The holders of this enormous wealth are not paying state and federal taxes like you and me. The recent “big beautiful bill” was the largest tax cut for the wealthy in American history. This truth is in spite of the fact that the American infrastructure that supported their profits is deteriorating. National debt is increasing, and dams, roads, and bridges need repairs. Rather than taxing enormous wealth, the current administration in Washington, DC, is planning to sell our public lands, parks, forests, and wilderness lakes to private entities as “an asset to the federal balance sheet.” An income tax on twenty trillion dollars is also an asset, but is allowed to go untapped by a very small group of selfish people in positions of power.

American workers, taxpayers, are paying for the increased electrical, road, and water costs of the developing data centers.

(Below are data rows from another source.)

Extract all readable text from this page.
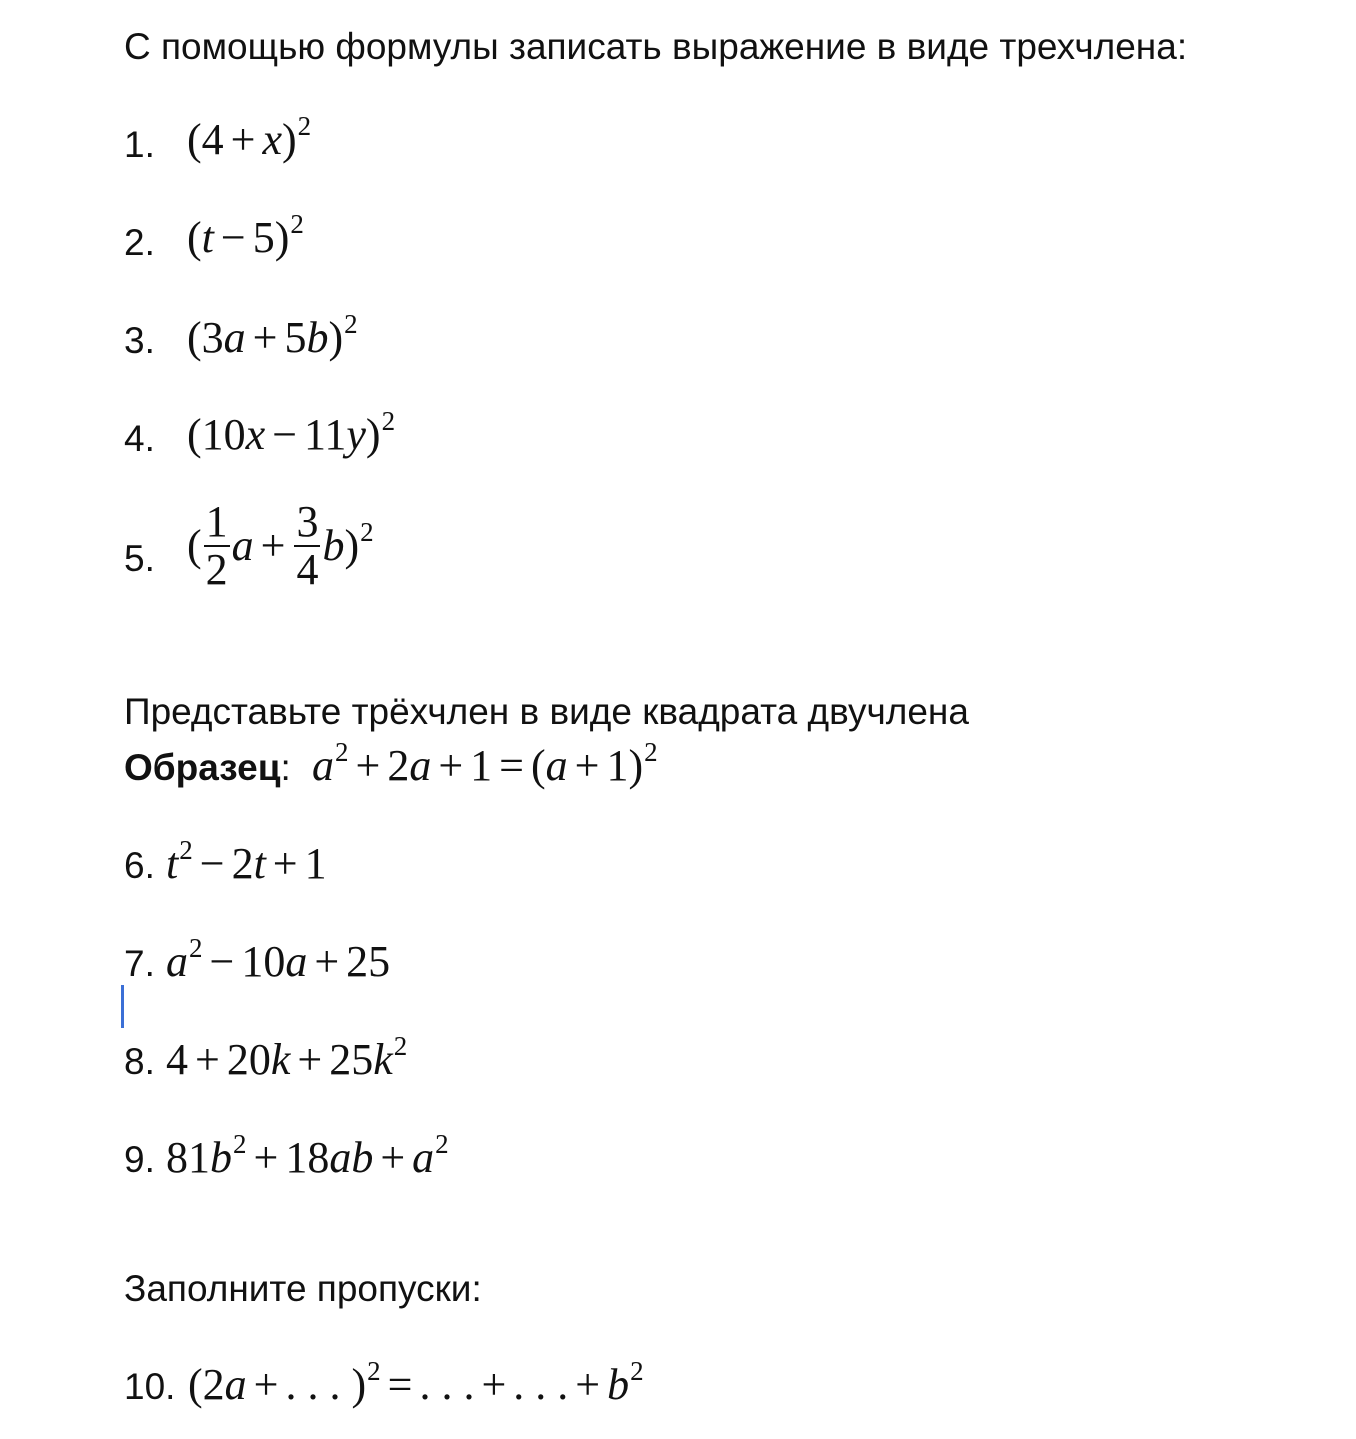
С помощью формулы записать выражение в виде трехчлена:
1. $(4 + x)^2$
2. $(t - 5)^2$
3. $(3a + 5b)^2$
4. $(10x - 11y)^2$
5. ( $\frac{1}{2}$ $a + \frac{3}{4} b)^2$
Представьте трёхчлен в виде квадрата двучлена
Образец: $a^2 + 2a + 1 = (a + 1)^2$
6. $t^2 - 2t + 1$
7. $a^2 - 10a + 25$
8. $4 + 20k + 25k^2$
9. $81b^2 + 18ab + a^2$
Заполните пропуски:
10. (2a + . . . )$^2$ = . . . + . . . + $b^2$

AI and internet services are the largest single generator of new wealth in America, approximately seventy-five percent of stock market returns, and the majority of recent GDP growth. It is a technological gold rush. Why should citizens pay for the required infrastructure when the businesses and individuals benefitting from huge profits are not paying their fair share? Taxpayers do fund roads and public utilities, but these are not profit centers in private ownership. For-profit businesses on any scale should fund themselves and pay fair taxes back to the counties and states that are foundational to their success.

The American workforce that has supported profitable businesses is also suffering. Wages have not kept up with rising costs of living. Remember, Henry Ford paid his workers a very high wage for the time so they could buy the car they were making. Modern Walmart workers are paid so little as to qualify for food stamps. The Walmart heirs collectively have $450 billion in assets, but won’t pay their employees a living wage. They rely on our taxes to fund food stamps so their employees can eat. Highly successful companies should take note of Ford’s logic in supporting his workforce. Living wages, affordable childcare, and health insurance are basic to maintaining a viable workforce that makes companies profitable. Simply put, some of the profits go into the workforce. That is ethical, moral, and just good business in the long run. Individual income taxes and payroll taxes contribute 84% to the federal budget, while corporations contribute a mere 10%.

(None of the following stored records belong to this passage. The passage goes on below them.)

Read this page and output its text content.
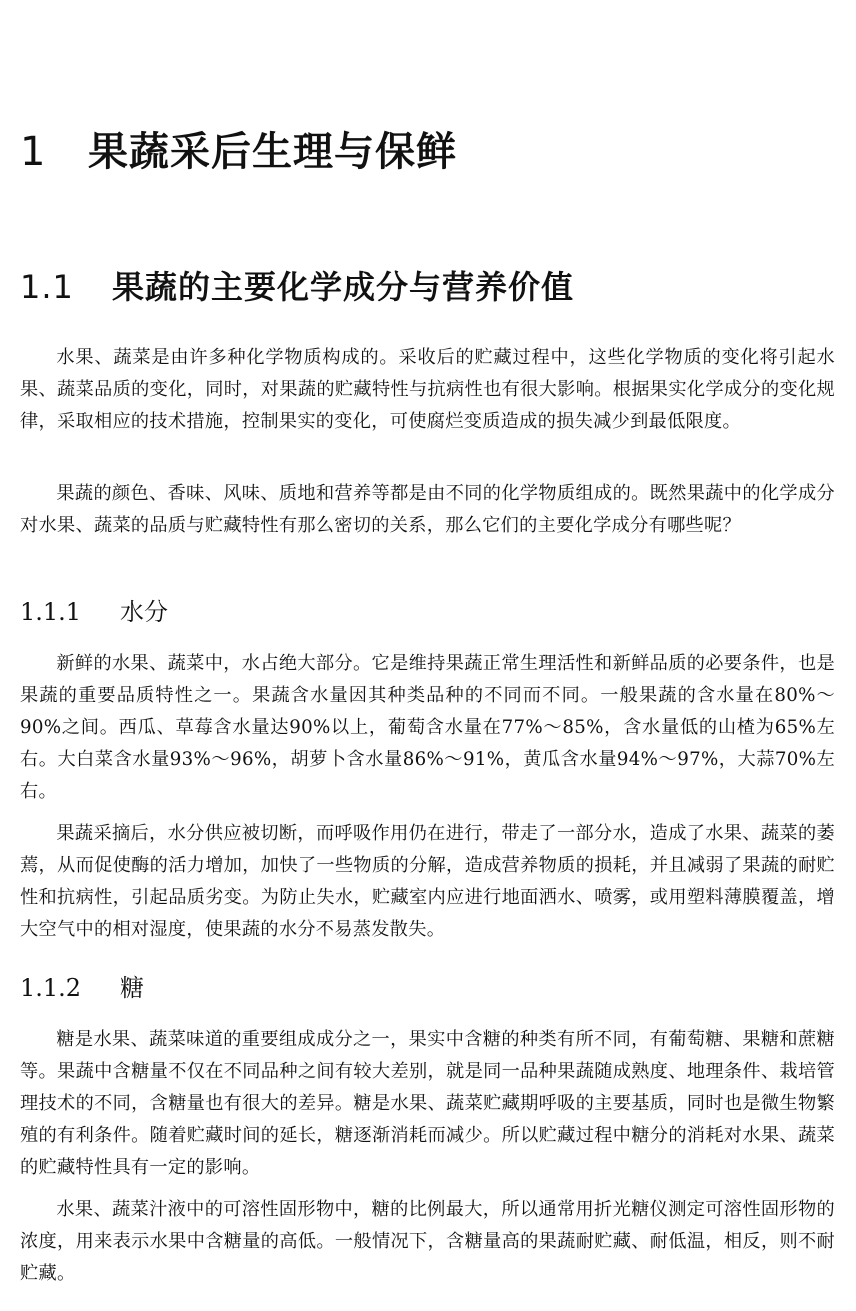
1 果蔬采后生理与保鲜
1.1 果蔬的主要化学成分与营养价值

水果、蔬菜是由许多种化学物质构成的。采收后的贮藏过程中，这些化学物质的变化将引起水果、蔬菜品质的变化，同时，对果蔬的贮藏特性与抗病性也有很大影响。根据果实化学成分的变化规律，采取相应的技术措施，控制果实的变化，可使腐烂变质造成的损失减少到最低限度。

果蔬的颜色、香味、风味、质地和营养等都是由不同的化学物质组成的。既然果蔬中的化学成分对水果、蔬菜的品质与贮藏特性有那么密切的关系，那么它们的主要化学成分有哪些呢？

1.1.1 水分

新鲜的水果、蔬菜中，水占绝大部分。它是维持果蔬正常生理活性和新鲜品质的必要条件，也是果蔬的重要品质特性之一。果蔬含水量因其种类品种的不同而不同。一般果蔬的含水量在80%～90%之间。西瓜、草莓含水量达90%以上，葡萄含水量在77%～85%，含水量低的山楂为65%左右。大白菜含水量93%～96%，胡萝卜含水量86%～91%，黄瓜含水量94%～97%，大蒜70%左右。

果蔬采摘后，水分供应被切断，而呼吸作用仍在进行，带走了一部分水，造成了水果、蔬菜的萎蔫，从而促使酶的活力增加，加快了一些物质的分解，造成营养物质的损耗，并且减弱了果蔬的耐贮性和抗病性，引起品质劣变。为防止失水，贮藏室内应进行地面洒水、喷雾，或用塑料薄膜覆盖，增大空气中的相对湿度，使果蔬的水分不易蒸发散失。

1.1.2 糖

糖是水果、蔬菜味道的重要组成成分之一，果实中含糖的种类有所不同，有葡萄糖、果糖和蔗糖等。果蔬中含糖量不仅在不同品种之间有较大差别，就是同一品种果蔬随成熟度、地理条件、栽培管理技术的不同，含糖量也有很大的差异。糖是水果、蔬菜贮藏期呼吸的主要基质，同时也是微生物繁殖的有利条件。随着贮藏时间的延长，糖逐渐消耗而减少。所以贮藏过程中糖分的消耗对水果、蔬菜的贮藏特性具有一定的影响。

水果、蔬菜汁液中的可溶性固形物中，糖的比例最大，所以通常用折光糖仪测定可溶性固形物的浓度，用来表示水果中含糖量的高低。一般情况下，含糖量高的果蔬耐贮藏、耐低温，相反，则不耐贮藏。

I think America needs to recommit itself to sustainable capitalism. Consider business activity like a lake. A lake is a body of water made dynamic by water flowing into and out of that body. It’s a very productive system. If the input is choked off, the lake dries up like the Aral Sea in Russia and our own Great Salt Lake and Salton Sea. If the lake is drained of all assets, it also dies. If American billionaires drain too many assets without putting a substantial amount back into our economy, America will dry up. If you think it “can’t happen here,” look at your own cash flow. It is already happening.